Bagaimana umat manusia merespons dalam menghadapi perkembangan pesat teknologi yang ada saat ini, kian mendapatkan perhatian dari komunitas para pelajar atau peneliti dunia.
Elon Musk dan Pakar Lainnya Menyerukan Penundaan AI
Pada tanggal 22 Maret 2023, orang terkaya di dunia yang juga adalah pendiri kendaraan listrik Tesla, Elon Musk dan salah satu pendiri perusahaan Apple, Steve Wozniak, serta beberapa ahli AI dunia menyampaikan surat terbuka menangguhkan pengembangan mekanisme GPT-4(Generative Pre-trained Transformer) yang disinyalir lebih mutakhir untuk periode enam bulan mendatang.
Surat terbuka tersebut dilayangkan karena pengembangan GPT-4 dianggap bisa mendatangkan potensi risiko besar bagi kehidupan masyarakat dunia.
GPT-4 adalah model yang menganut mekanisme pemrosesan bahasa secara alami. Secara umum diyakini bahwa GPT-4 akan lebih pintar dari inovasi ChatGpt yang ada saat ini. Selain bisa mengenali dan memproses seluruh input gambar atau teks, GPT-4 juga bisa dimanfaatkan sebagai sarana Multimodality (multimodalitas).
Multimodalitas mengacu pada penyediaan sumber belajar berbagai modalitas kepada para pelajar di kelas. Yang disebut modalitas adalah cara informasi disajikan kepada pelajar di kelas, yang mencakup berbagai mode seperti penglihatan, pendengaran dan kinestetik.
Dalam penerapannya, multimodalitas mampu menggunakan setidaknya dua metode pada saat yang bersamaan, baik input atau output. Misal, seorang guru menggunakan presentasi untuk menyampaikan isi pembelajaran (visual), kemudian pada saat yang sama ia menjelaskannya secara lisan.
Ada kecemasan, “perlombaan” mengembangkan inovasi AI dapat menimbulkan konsekuensi berbahaya, jika dibiarkan begitu saja. Salah satunya adalah menyebarkan informasi yang tidak benar atau mengancam kelangsungan dari mata pencaharian umat manusia.
Italia telah menjadi negara pertama yang melarang penggunaan ChatGpt, dikarenakan alasan serangan terhadap informasi pribadi. Namun demikian, suara yang mendukung pengembangan AI juga tidak sedikit. Mereka yang bergelut di bidang teknologi, jelas-jelas menentang pernyataan Elon Musk dan pakar lainnya.
Bill Gates: Menunda Pengembangan Tidak Akan Menyelesaikan Masalah
Kepada media Reuters, pendiri Microsoft, Bill Gates menyampaikan, “Tidak pernah terlintas di benak saya untuk meminta kelompok tertentu menunda pengembangan AI, dengan alih-alih untuk menyelesaikan tantangan yang ada saat ini.”
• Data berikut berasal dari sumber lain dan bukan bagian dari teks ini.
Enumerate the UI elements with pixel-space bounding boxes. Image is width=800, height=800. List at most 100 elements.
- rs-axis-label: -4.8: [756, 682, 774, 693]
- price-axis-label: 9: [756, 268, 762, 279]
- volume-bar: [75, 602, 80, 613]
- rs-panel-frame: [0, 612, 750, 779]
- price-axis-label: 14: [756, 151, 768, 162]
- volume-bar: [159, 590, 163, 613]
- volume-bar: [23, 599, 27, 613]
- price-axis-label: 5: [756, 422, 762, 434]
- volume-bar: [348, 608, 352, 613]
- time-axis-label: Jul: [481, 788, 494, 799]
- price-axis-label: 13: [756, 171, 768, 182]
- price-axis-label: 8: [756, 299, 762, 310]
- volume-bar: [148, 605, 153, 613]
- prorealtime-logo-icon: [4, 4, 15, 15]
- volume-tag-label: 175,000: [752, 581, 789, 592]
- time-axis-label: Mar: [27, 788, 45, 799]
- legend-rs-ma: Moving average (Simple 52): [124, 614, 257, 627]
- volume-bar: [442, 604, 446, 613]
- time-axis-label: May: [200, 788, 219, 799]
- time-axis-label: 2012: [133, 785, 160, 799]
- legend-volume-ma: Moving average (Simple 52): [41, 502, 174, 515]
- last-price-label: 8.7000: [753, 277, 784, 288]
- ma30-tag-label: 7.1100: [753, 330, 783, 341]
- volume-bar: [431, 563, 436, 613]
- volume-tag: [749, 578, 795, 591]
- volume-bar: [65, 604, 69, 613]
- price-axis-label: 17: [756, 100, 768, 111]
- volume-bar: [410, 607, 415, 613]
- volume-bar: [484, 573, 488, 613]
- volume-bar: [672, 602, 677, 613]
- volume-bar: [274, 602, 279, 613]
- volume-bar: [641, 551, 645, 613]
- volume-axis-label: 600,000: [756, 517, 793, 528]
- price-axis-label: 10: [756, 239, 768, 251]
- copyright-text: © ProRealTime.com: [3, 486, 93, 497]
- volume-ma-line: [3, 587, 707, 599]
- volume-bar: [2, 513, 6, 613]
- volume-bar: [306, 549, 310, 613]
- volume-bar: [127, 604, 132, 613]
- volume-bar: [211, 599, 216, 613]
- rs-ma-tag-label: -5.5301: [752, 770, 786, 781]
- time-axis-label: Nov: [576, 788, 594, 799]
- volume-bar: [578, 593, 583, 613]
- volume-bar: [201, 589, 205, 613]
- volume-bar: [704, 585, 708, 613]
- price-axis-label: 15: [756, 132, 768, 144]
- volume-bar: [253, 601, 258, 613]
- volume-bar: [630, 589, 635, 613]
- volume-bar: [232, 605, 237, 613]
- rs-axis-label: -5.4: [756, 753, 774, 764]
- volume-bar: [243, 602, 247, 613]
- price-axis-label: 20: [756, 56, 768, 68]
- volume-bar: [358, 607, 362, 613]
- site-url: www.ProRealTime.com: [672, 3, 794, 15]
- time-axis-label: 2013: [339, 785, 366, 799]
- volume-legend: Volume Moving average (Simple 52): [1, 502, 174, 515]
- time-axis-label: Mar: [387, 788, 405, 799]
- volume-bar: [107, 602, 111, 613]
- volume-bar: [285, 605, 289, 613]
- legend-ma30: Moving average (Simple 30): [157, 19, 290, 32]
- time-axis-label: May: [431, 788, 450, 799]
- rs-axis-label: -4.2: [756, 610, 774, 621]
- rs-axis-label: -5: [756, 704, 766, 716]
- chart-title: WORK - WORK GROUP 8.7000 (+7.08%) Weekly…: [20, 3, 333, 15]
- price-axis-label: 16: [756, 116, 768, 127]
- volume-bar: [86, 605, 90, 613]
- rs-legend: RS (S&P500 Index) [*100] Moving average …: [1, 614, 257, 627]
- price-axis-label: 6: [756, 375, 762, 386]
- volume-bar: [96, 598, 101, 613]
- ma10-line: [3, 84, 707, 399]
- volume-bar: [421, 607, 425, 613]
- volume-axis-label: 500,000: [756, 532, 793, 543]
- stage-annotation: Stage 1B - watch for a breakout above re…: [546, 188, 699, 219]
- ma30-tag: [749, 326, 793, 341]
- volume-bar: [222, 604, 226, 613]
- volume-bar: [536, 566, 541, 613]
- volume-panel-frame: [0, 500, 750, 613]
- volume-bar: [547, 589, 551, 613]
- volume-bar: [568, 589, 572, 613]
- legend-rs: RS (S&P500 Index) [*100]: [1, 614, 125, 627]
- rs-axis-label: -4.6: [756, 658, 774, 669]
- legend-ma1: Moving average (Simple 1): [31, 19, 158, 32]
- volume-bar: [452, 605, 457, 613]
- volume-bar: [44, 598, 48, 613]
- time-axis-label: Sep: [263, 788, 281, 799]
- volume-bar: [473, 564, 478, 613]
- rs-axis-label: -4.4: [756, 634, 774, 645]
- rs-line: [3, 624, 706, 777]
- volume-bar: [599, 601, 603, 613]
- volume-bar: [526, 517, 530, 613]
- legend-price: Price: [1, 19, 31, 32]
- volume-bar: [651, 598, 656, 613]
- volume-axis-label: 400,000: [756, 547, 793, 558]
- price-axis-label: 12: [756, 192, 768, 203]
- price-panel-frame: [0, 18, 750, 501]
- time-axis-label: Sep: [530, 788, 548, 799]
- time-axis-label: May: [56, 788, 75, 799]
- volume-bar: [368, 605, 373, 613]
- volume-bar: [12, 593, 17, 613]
Ia percaya bahwa untuk sementara waktu menunda pengembangan industri AI di sektor global, tidaklah mudah dilakukan saat ini.
Bill Gates yang saat ini fokus di bidang filantropi (kedermawanan) menuturkan, dirinya selalu optimis dengan perkembangan AI, serta menggambarkan AI sebagai revolusi besar, seperti penemuan internet dan ponsel cerdas.
Dalam sebuah postingan blog yang berjudul “The Age of AI has begun”, Bill Gates menyampaikan, dirinya yakin bahwa AI harus digunakan untuk membantu mengurangi beberapa ketidakadilan yang terjadi paling serius di dunia.